I’ve liked weed since the first time I tried it at Senior Week, when a friend told me about how some guy in our high school had had sex with some girl in our high school. It was scandalous in the dumb way teenage hook-ups are, and she followed up the revelation with the usual “Don’t say anything.” But then she added: “Well, it’s not like we’re ever going back.”

That shit was deep. I was officially high.

Fourteen years later, I think those revelations are still one of my favorite things about marijuana, though the list is long. I love thinking, analyzing, getting high and gazing at the stars, feeling both the weight of my insignificance and the sense of belonging in a vast and seemingly infinite universe.

I love laughing until my stomach hurts and my cheeks turn numb, the pain in my abs harder and more wonderful than any workout could ever produce. I love polishing off the last bite of a delicious meal with unbridled satisfaction. I love waking up hangover-free. But perhaps most of all, I love the clarity and introspection of the herb, being present in a way that allows me to live in the beauty of my life and the magic of my children’s youth.

I know that makes me sound like a total stoner, which I sort of am, but maybe not in the stereotypical way. I don’t smoke nightly and there’s a part of me–a big part, actually–that worries about this blog. And not for the practical reasons, like, “Will I lose my job?”; but rather, the anxiety over the messages I want to send: About values and vices and my overarching thoughts on drugs, life, parenting, work, marriage and love.

Am I getting it right? Am I fucking up completely? I want to preface every post with: “This is what I believed at 32!” Who knows how that will change. Isn’t that the beauty of it all? That we get to keep going and hopefully reach a place where we get it right?

But I guess those are all thoughts for another post, on another day. For now, I just want my girls (and Mr. D) to know that my love for them is as vast and infinite as the universe itself. And maybe that’s what I love about marijuana. In a life that moves astonishingly fast, I get to slow down time when I’m with you.

IMG_2794

Nothing says I love you like a vomit hug

Love can be candy and roses, and it’s wonderful when it is. But it’s also picking regurgitated carrots from your daughter’s curls. It’s watching your husband scrape projectile vomit from the cup holders of your car on a 12-degree day. It’s ugly and gross, in sickness or in health, for better or worse.

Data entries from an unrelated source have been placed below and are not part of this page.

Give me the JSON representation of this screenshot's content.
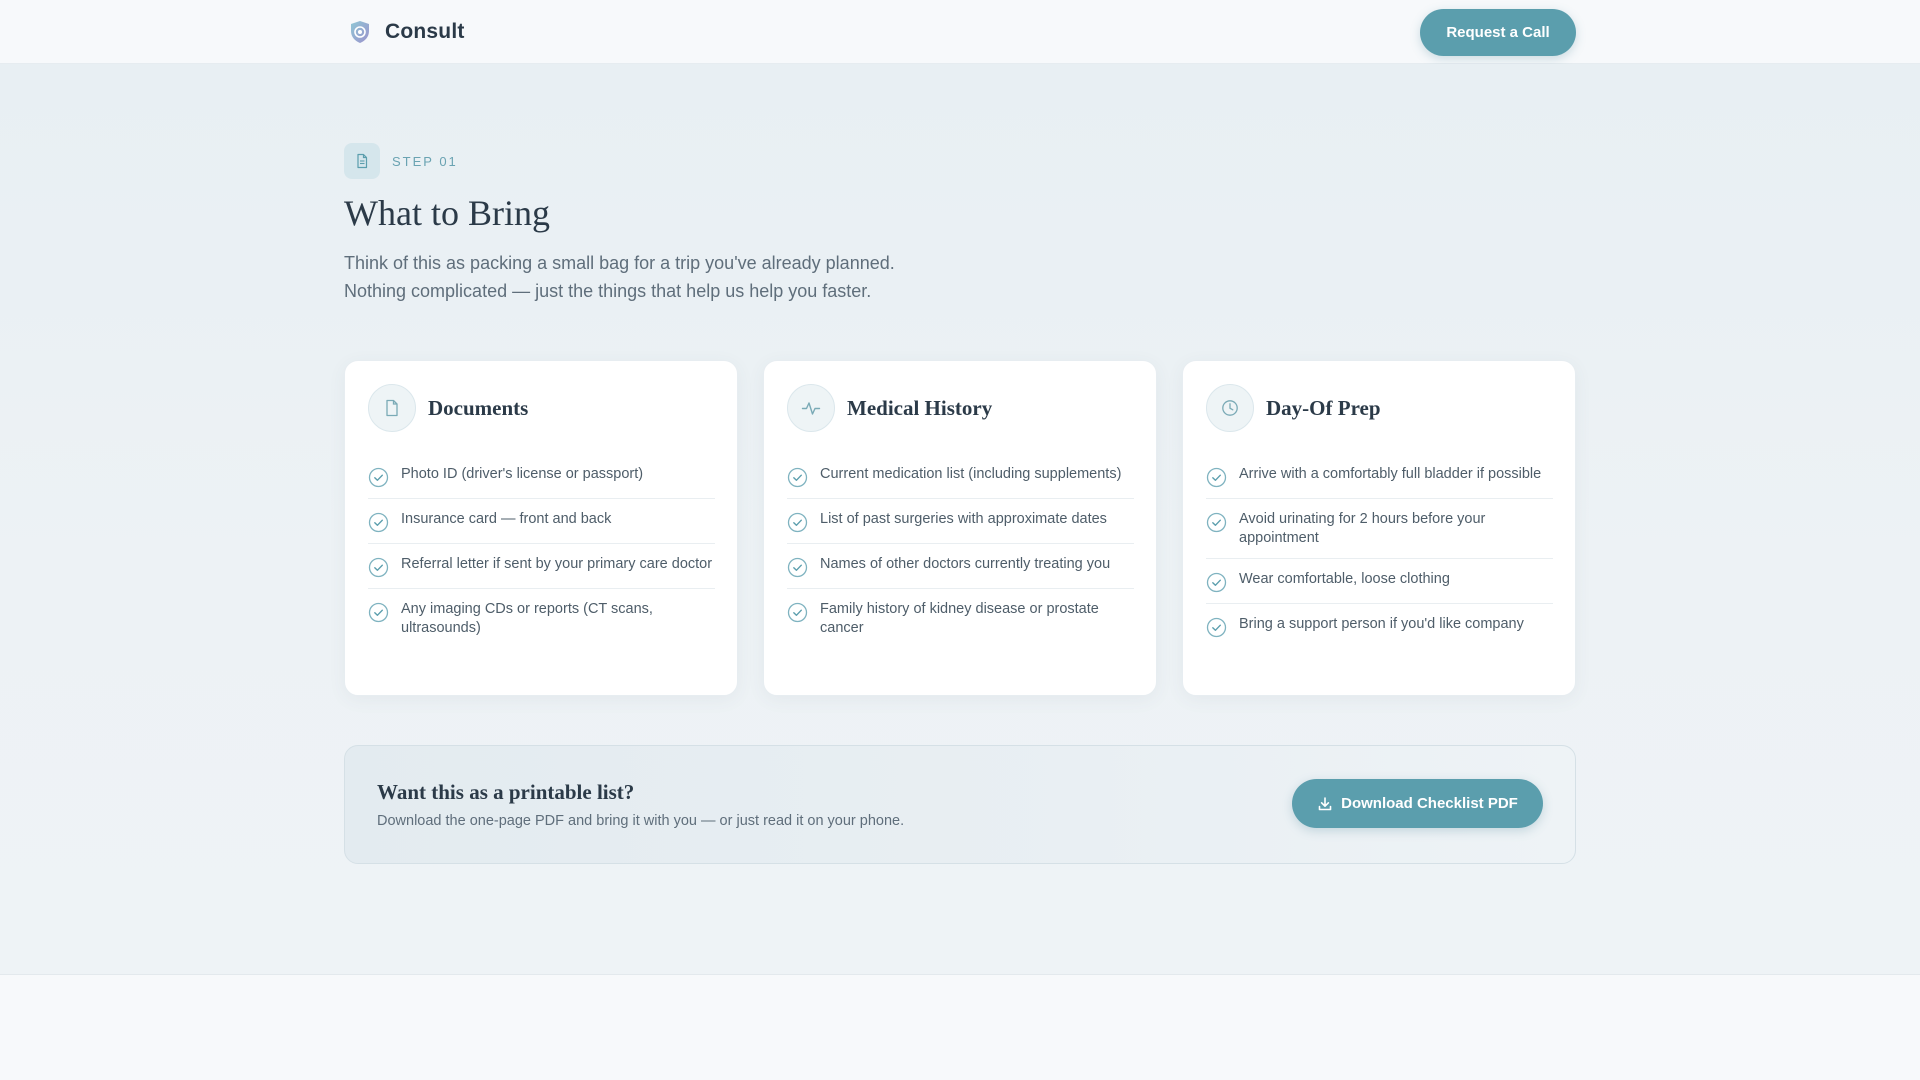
{
  "header": {
    "brand_name": "Consult",
    "logo_icon": "shield-logo-icon",
    "request_button": "Request a Call"
  },
  "step": {
    "icon": "document-icon",
    "label": "STEP 01"
  },
  "page": {
    "title": "What to Bring",
    "intro_line1": "Think of this as packing a small bag for a trip you've already planned.",
    "intro_line2": "Nothing complicated — just the things that help us help you faster."
  },
  "cards": [
    {
      "title": "Documents",
      "icon": "file-icon",
      "items": [
        "Photo ID (driver's license or passport)",
        "Insurance card — front and back",
        "Referral letter if sent by your primary care doctor",
        "Any imaging CDs or reports (CT scans, ultrasounds)"
      ]
    },
    {
      "title": "Medical History",
      "icon": "pulse-icon",
      "items": [
        "Current medication list (including supplements)",
        "List of past surgeries with approximate dates",
        "Names of other doctors currently treating you",
        "Family history of kidney disease or prostate cancer"
      ]
    },
    {
      "title": "Day-Of Prep",
      "icon": "clock-icon",
      "items": [
        "Arrive with a comfortably full bladder if possible",
        "Avoid urinating for 2 hours before your appointment",
        "Wear comfortable, loose clothing",
        "Bring a support person if you'd like company"
      ]
    }
  ],
  "cta": {
    "title": "Want this as a printable list?",
    "subtitle": "Download the one-page PDF and bring it with you — or just read it on your phone.",
    "button": "Download Checklist PDF",
    "button_icon": "download-icon"
  },
  "colors": {
    "accent": "#5b9ead",
    "text_dark": "#2b3a48",
    "text_muted": "#5f6e7b",
    "background": "#eaf0f4"
  }
}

That’s how we spent our Valentine’s Day 2016. Not ideal, but real. And I think it was the most accurate metaphor for love.

I could probably write more, but I’m still queasy, and someone else has already articulated this far more eloquently:

Grit Is Often The Best Description Of Love. It was easy to love [my wife] when we were newlyweds. Easy for her to love me during seasons of comfort. But it’s much more difficult to fight for love when you lose a baby. Or have a huge financial setback. Or confess a really ugly secret about yourself. Fairy tales are great for movies, but real life is more often confusing, chaotic and messy. Dig in when it gets hard.